Beyond general relativity: designing a template-based search for exotic gravitational wave signals

TL;DR

This paper introduces a new parametrized template-based search method for detecting gravitational wave signals that deviate from General Relativity, significantly increasing sensitivity to exotic signals in LIGO data.

Contribution

The authors develop and demonstrate a novel search technique that incorporates deviations in post-Newtonian phasing coefficients, enhancing detection sensitivity to non-GR gravitational wave signals.

Findings

Search sensitivity increased by a factor of 2 for beyond-GR signals.

Re-analysis of LIGO O1 data shows differences from standard searches.
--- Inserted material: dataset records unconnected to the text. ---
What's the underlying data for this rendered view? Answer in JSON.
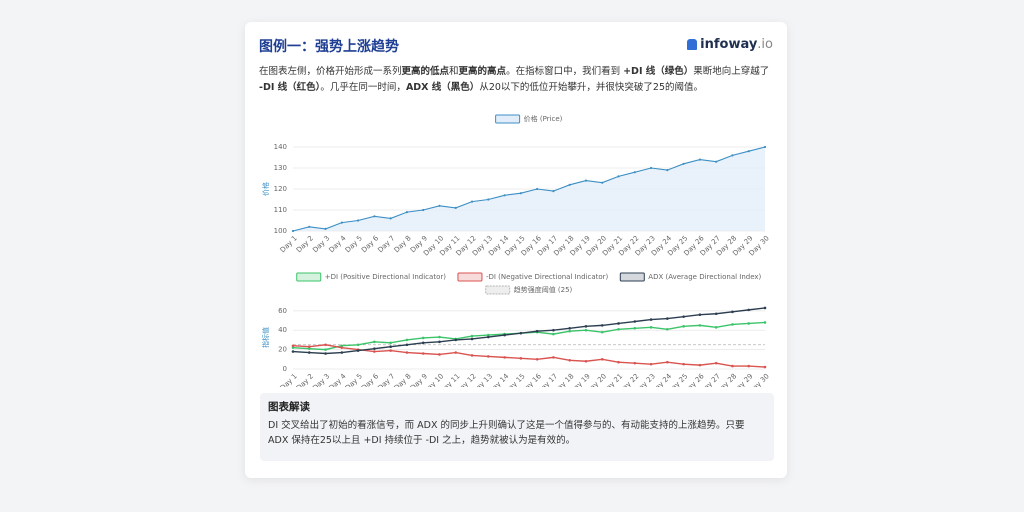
{
  "header": {
    "title": "图例一：强势上涨趋势",
    "logo": {
      "name": "infoway",
      "suffix": ".io"
    }
  },
  "intro": {
    "segments": [
      {
        "text": "在图表左侧，价格开始形成一系列",
        "bold": false
      },
      {
        "text": "更高的低点",
        "bold": true
      },
      {
        "text": "和",
        "bold": false
      },
      {
        "text": "更高的高点",
        "bold": true
      },
      {
        "text": "。在指标窗口中，我们看到 ",
        "bold": false
      },
      {
        "text": "+DI 线（绿色）",
        "bold": true
      },
      {
        "text": "果断地向上穿越了 ",
        "bold": false
      },
      {
        "text": "-DI 线（红色）",
        "bold": true
      },
      {
        "text": "。几乎在同一时间，",
        "bold": false
      },
      {
        "text": "ADX 线（黑色）",
        "bold": true
      },
      {
        "text": "从20以下的低位开始攀升，并很快突破了25的阈值。",
        "bold": false
      }
    ]
  },
  "chart_data": [
    {
      "type": "line",
      "y_label": "价格",
      "area": true,
      "categories": [
        "Day 1",
        "Day 2",
        "Day 3",
        "Day 4",
        "Day 5",
        "Day 6",
        "Day 7",
        "Day 8",
        "Day 9",
        "Day 10",
        "Day 11",
        "Day 12",
        "Day 13",
        "Day 14",
        "Day 15",
        "Day 16",
        "Day 17",
        "Day 18",
        "Day 19",
        "Day 20",
        "Day 21",
        "Day 22",
        "Day 23",
        "Day 24",
        "Day 25",
        "Day 26",
        "Day 27",
        "Day 28",
        "Day 29",
        "Day 30"
      ],
      "series": [
        {
          "name": "价格 (Price)",
          "color": "#3b8fc4",
          "fill": "#e3edf9",
          "values": [
            100,
            102,
            101,
            104,
            105,
            107,
            106,
            109,
            110,
            112,
            111,
            114,
            115,
            117,
            118,
            120,
            119,
            122,
            124,
            123,
            126,
            128,
            130,
            129,
            132,
            134,
            133,
            136,
            138,
            140
          ]
        }
      ],
      "ylim": [
        100,
        140
      ],
      "yticks": [
        100,
        110,
        120,
        130,
        140
      ],
      "grid": true
    },
    {
      "type": "line",
      "y_label": "指标值",
      "area": false,
      "categories": [
        "Day 1",
        "Day 2",
        "Day 3",
        "Day 4",
        "Day 5",
        "Day 6",
        "Day 7",
        "Day 8",
        "Day 9",
        "Day 10",
        "Day 11",
        "Day 12",
        "Day 13",
        "Day 14",
        "Day 15",
        "Day 16",
        "Day 17",
        "Day 18",
        "Day 19",
        "Day 20",
        "Day 21",
        "Day 22",
        "Day 23",
        "Day 24",
        "Day 25",
        "Day 26",
        "Day 27",
        "Day 28",
        "Day 29",
        "Day 30"
      ],
      "series": [
        {
          "name": "+DI (Positive Directional Indicator)",
          "color": "#3cc46a",
          "fill": "#d4f2de",
          "values": [
            22,
            21,
            20,
            24,
            25,
            28,
            27,
            30,
            32,
            33,
            31,
            34,
            35,
            36,
            37,
            38,
            36,
            39,
            40,
            38,
            41,
            42,
            43,
            41,
            44,
            45,
            43,
            46,
            47,
            48
          ]
        },
        {
          "name": "-DI (Negative Directional Indicator)",
          "color": "#d9534f",
          "fill": "#f8dcdb",
          "values": [
            24,
            23,
            25,
            22,
            20,
            18,
            19,
            17,
            16,
            15,
            17,
            14,
            13,
            12,
            11,
            10,
            12,
            9,
            8,
            10,
            7,
            6,
            5,
            7,
            5,
            4,
            6,
            3,
            3,
            2
          ]
        },
        {
          "name": "ADX (Average Directional Index)",
          "color": "#2c3e50",
          "fill": "#d5d9de",
          "values": [
            18,
            17,
            16,
            17,
            19,
            21,
            23,
            25,
            27,
            28,
            30,
            31,
            33,
            35,
            37,
            39,
            40,
            42,
            44,
            45,
            47,
            49,
            51,
            52,
            54,
            56,
            57,
            59,
            61,
            63
          ]
        }
      ],
      "reference_lines": [
        {
          "name": "趋势强度阈值 (25)",
          "value": 25,
          "color": "#b5b5b5"
        }
      ],
      "ylim": [
        0,
        65
      ],
      "yticks": [
        0,
        20,
        40,
        60
      ],
      "grid": true
    }
  ],
  "explanation": {
    "title": "图表解读",
    "text": "DI 交叉给出了初始的看涨信号，而 ADX 的同步上升则确认了这是一个值得参与的、有动能支持的上涨趋势。只要 ADX 保持在25以上且 +DI 持续位于 -DI 之上，趋势就被认为是有效的。"
  }
}
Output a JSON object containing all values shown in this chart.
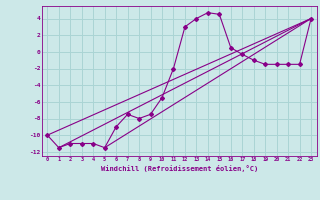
{
  "xlabel": "Windchill (Refroidissement éolien,°C)",
  "ylabel": "",
  "bg_color": "#cce8e8",
  "grid_color": "#aad4d4",
  "line_color": "#880088",
  "xlim": [
    -0.5,
    23.5
  ],
  "ylim": [
    -12.5,
    5.5
  ],
  "yticks": [
    4,
    2,
    0,
    -2,
    -4,
    -6,
    -8,
    -10,
    -12
  ],
  "xticks": [
    0,
    1,
    2,
    3,
    4,
    5,
    6,
    7,
    8,
    9,
    10,
    11,
    12,
    13,
    14,
    15,
    16,
    17,
    18,
    19,
    20,
    21,
    22,
    23
  ],
  "series": [
    [
      0,
      -10
    ],
    [
      1,
      -11.5
    ],
    [
      2,
      -11
    ],
    [
      3,
      -11
    ],
    [
      4,
      -11
    ],
    [
      5,
      -11.5
    ],
    [
      6,
      -9
    ],
    [
      7,
      -7.5
    ],
    [
      8,
      -8
    ],
    [
      9,
      -7.5
    ],
    [
      10,
      -5.5
    ],
    [
      11,
      -2
    ],
    [
      12,
      3
    ],
    [
      13,
      4
    ],
    [
      14,
      4.7
    ],
    [
      15,
      4.5
    ],
    [
      16,
      0.5
    ],
    [
      17,
      -0.3
    ],
    [
      18,
      -1
    ],
    [
      19,
      -1.5
    ],
    [
      20,
      -1.5
    ],
    [
      21,
      -1.5
    ],
    [
      22,
      -1.5
    ],
    [
      23,
      4
    ]
  ],
  "series2": [
    [
      0,
      -10
    ],
    [
      23,
      4
    ]
  ],
  "series3": [
    [
      1,
      -11.5
    ],
    [
      23,
      4
    ]
  ],
  "series4": [
    [
      5,
      -11.5
    ],
    [
      23,
      4
    ]
  ]
}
Method improves detection volume for exotic gravitational wave signals.

Abstract

Accurate waveform models describing the complete evolution of compact binaries are crucial for the maximum likelihood detection framework, testing the predictions of General Relativity (GR) and investigating the possibility of an alternative theory of gravity. Deviations from GR could manifest in subtle variations of the numerical value of the GW signal's post-Newtonian (PN) phasing coefficients. Once the search pipelines confirm an unambiguous signal detection, deviations of the signal phasing coefficients at various PN orders are routinely measured and reported. As the search templates themselves do not incorporate any deviations from GR, they may miss astrophysical signals carrying a significant departure from general relativity. We present a parametrized template-based search for exotic gravitational-wave signals beyond General Relativity by incorporating deviations to the signal's phasing coefficients at different post-Newtonian orders in the search templates. We present critical aspects of the new search, such as improvements in search volume and its effect on various parts of the parameter space. In particular, we demonstrate a factor x2 increase in search sensitivity (at a fixed false-alarm rate) to beyond-GR exotic signals by using search templates that admit a range of departures from general relativity. We also present the results from a re-analysis of the 10-days long duration of LIGO's O1 data, including the epoch of the GW150914 event, highlighting the differences from a standard search. We indicate several directions for future research, including ways of making the proposed new search computationally more efficient.